坐 (zuò) meaning in English — to sit

坐 is ubiquitous in modern Mandarin: used in transportation announcements (‘请坐好’ — ‘Please sit properly’), classroom instructions, and polite invitations (‘请坐’ — ‘Please have a seat’). It appears in idioms like 坐井观天 (zuò jǐng guān tiān, ‘sit in a well and observe the sky’), a metaphor for narrow-mindedness documented since the Warring States period in the *Zhuangzi*. The character also features in historical legal terms like 坐罪 (zuò zuì, ‘to be convicted by association’), reflecting its role in classical jurisprudence.

Archaeologically, the earliest secure form of 坐 appears in late Western Zhou bronze inscriptions (~9th c. BCE) as two facing 人 above a horizontal line—later standardized as 土. While not a direct pictograph of a person on a stool, it’s widely accepted as an ideographic representation of two people sitting opposite each other on the ground, emphasizing shared space and ritual seating.

As a linguistic detective, I begin with the oracle bone and bronze inscriptions—yet here, no clear pictographic ancestor of 坐 survives in early forms. Unlike characters such as 日 (sun) or 木 (tree), 坐 lacks unambiguous archaeological pictorial roots. Scholars note that its earliest attested forms (late Shang to Western Zhou) already resemble the modern structure: two 'people' (人) flanking a 'base' (土), suggesting seated posture on the ground—a conceptual rather than literal depiction.

The radical 土 (earth/soil) is not merely decorative—it anchors the meaning physically: sitting requires contact with the ground or a surface. The two 人 radicals, stacked symmetrically, represent human figures facing inward, knees bent, settled downward. This is not a photo-realistic image but a semantic diagram: presence + posture + support.

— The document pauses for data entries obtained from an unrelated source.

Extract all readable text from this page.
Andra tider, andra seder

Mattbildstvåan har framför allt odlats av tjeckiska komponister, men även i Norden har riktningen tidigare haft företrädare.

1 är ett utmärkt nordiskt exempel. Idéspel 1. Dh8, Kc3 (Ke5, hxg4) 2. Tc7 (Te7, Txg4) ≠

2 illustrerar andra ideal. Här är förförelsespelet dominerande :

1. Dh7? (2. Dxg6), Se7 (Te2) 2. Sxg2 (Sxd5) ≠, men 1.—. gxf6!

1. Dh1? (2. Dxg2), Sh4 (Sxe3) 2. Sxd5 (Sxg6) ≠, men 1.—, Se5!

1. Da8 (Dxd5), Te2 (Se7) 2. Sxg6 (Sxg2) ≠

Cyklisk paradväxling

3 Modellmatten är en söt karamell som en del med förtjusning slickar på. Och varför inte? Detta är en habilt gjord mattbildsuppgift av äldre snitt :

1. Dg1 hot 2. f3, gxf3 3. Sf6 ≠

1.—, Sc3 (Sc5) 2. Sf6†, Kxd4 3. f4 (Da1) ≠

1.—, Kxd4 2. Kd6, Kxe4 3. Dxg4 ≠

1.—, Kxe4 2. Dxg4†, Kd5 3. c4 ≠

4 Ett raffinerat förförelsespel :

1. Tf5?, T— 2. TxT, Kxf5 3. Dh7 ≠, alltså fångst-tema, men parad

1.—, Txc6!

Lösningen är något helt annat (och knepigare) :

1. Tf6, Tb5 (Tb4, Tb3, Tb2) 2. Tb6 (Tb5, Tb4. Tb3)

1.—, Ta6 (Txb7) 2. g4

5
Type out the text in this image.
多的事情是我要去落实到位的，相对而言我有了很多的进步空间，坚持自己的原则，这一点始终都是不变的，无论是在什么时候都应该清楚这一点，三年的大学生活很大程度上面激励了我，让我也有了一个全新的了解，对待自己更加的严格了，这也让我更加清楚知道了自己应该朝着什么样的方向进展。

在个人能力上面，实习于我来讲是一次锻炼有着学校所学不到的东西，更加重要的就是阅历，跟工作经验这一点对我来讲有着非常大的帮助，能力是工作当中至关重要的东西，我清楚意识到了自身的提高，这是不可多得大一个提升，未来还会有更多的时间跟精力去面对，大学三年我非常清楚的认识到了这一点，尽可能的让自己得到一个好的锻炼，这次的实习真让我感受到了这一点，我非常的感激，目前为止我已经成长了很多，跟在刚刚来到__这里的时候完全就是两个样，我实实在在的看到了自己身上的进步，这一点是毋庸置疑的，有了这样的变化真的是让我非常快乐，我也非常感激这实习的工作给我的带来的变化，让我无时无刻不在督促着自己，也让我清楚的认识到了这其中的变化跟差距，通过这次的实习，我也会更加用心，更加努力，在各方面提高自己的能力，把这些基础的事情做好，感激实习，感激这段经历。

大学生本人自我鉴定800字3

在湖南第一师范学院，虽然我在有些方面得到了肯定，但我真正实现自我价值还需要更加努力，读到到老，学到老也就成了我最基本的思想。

Over centuries, calligraphic simplification smoothed the curves, but the structural logic remained intact.

Crucially, 坐 never evolved into a phonetic-semantic compound like many later characters; it’s a self-contained ideograph. Its stability across 3,000 years—retaining both form and core meaning—speaks to how fundamental ‘sitting’ is in Chinese ritual, governance, and daily life. From ancient court audiences to modern subway etiquette, 坐 encodes stillness, respect, and social positioning—not just posture, but presence grounded in place.